LCB regressed because of a format mismatch, not a knowledge gap. I checked the fail cases — model output had correct logic but the wrong wrapper. My training data said "return only the function" while LCB tests need full programs with input() / print(). Format mismatches show up as "wrong answer" on benchmarks, but they're way easier to fix than actual missing knowledge.

Judge model matters more than generator model. I tested several judges. Some flash-tier models rubber-stamped almost everything (scores 95-100 across the board), while smaller models skipped 70% of examples they didn't understand. Pick the wrong judge and your "quality dataset" is just noise with a fancy filter.

Concise prompts beat elaborate ones. I started with detailed multi-paragraph category descriptions.
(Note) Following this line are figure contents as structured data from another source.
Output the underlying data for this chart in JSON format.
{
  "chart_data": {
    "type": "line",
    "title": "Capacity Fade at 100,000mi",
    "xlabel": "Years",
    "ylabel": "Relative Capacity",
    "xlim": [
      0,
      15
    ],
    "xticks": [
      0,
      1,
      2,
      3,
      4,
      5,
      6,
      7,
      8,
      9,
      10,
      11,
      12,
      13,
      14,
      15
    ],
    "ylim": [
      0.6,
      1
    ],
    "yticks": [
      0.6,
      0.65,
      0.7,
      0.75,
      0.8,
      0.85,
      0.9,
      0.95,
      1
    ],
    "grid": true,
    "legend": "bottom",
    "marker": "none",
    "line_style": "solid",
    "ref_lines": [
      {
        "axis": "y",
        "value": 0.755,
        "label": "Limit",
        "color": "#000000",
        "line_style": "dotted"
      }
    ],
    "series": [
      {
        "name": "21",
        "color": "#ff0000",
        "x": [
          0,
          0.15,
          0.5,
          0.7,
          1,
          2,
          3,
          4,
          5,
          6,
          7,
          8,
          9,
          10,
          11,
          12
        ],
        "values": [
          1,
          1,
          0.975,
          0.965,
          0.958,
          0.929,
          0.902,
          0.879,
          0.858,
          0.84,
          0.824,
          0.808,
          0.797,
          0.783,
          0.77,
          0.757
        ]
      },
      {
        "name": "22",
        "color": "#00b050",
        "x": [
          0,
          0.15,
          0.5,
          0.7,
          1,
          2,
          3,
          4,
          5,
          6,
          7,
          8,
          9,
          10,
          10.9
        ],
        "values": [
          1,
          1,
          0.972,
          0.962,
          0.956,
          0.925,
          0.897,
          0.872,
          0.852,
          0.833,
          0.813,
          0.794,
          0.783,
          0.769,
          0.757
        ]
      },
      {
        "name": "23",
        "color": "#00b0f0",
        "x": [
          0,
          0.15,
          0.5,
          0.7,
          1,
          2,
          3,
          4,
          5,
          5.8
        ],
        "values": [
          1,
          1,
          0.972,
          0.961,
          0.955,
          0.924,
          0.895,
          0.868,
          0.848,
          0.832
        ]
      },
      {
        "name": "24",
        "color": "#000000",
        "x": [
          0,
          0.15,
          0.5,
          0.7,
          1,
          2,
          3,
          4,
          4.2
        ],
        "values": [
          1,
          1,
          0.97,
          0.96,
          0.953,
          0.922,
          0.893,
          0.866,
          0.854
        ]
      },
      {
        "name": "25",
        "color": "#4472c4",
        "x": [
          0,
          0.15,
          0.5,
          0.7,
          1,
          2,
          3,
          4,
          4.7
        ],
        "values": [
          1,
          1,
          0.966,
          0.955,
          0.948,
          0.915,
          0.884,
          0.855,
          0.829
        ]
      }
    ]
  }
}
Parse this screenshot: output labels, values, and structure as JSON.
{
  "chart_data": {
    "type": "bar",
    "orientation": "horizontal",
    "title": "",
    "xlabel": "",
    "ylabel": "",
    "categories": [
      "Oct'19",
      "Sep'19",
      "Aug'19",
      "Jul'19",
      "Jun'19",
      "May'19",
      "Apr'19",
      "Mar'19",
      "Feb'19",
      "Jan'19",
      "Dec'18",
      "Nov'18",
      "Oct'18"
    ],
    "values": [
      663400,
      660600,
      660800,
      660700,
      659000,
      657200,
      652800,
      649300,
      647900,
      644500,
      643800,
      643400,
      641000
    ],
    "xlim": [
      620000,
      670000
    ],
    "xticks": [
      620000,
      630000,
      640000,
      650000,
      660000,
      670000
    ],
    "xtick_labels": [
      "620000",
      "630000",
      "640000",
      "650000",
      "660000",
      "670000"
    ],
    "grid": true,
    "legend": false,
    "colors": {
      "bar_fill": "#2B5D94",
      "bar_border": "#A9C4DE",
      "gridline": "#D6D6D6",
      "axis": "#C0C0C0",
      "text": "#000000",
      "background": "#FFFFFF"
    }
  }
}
Generation quality got worse. Stripped them down to 2-3 sentences with a 4-6 item judge criteria — accept rate jumped, output got cleaner.

What didn't work

I tried to be clever with judge criteria. I added more and more filters trying to catch every edge case I noticed in pilot runs. Accept rate dropped from ~85% to 10%. The filters were technically correct, but the generator couldn't deliver against all of them. Lesson: it's better to accept some noise than to over-constrain and stall the whole pipeline.

I also wasted time on BigCodeBench. My "Data Libraries" category was too generic — "any 2+ libs from this list" — and BCB tests precise library API usage with concrete kwargs. Result: +0.4pp. To actually move BCB, I'd need a category seeded from BCB's own taxonomy of ~139 libraries with specific signature drilling.

Tech stack

Nothing exotic:

Frontend: Next.js 16 (static export) + Tailwind + shadcn/ui
Backend: FastAPI + SQLite (WAL mode) + Pydantic
Desktop: pywebview (WebKit2 on Linux, WebView2 on Windows)
Packaging: PyInstaller — Linux AppImage works (~73 MB)
LLM access: OpenRouter (no vendor lock-in, switch models freely)
Dedup: OpenRouter embeddings + numpy cosine similarity

License is AGPL-3.0 — I picked it over MIT on purpose. If someone wraps this as SaaS, I want the changes to come back to the project.

What's next

Local LLM support (Ollama / LM Studio) so people can generate datasets without paying for API calls. After that, a system tray version for quieter long-running jobs.

Already in progress: two new categories targeting LiveCodeBench (algorithmic drill with edge-case coverage) and BigCodeBench (API-precise library taxonomy). Goal is to lift the two benchmarks where this run fell flat.

If you've fine-tuned a model on a synthetic dataset, I'd love to hear what worked for you — especially around judge model selection and category design. Drop a comment.

Disclosure: I drafted this post with AI help — same way I built the app.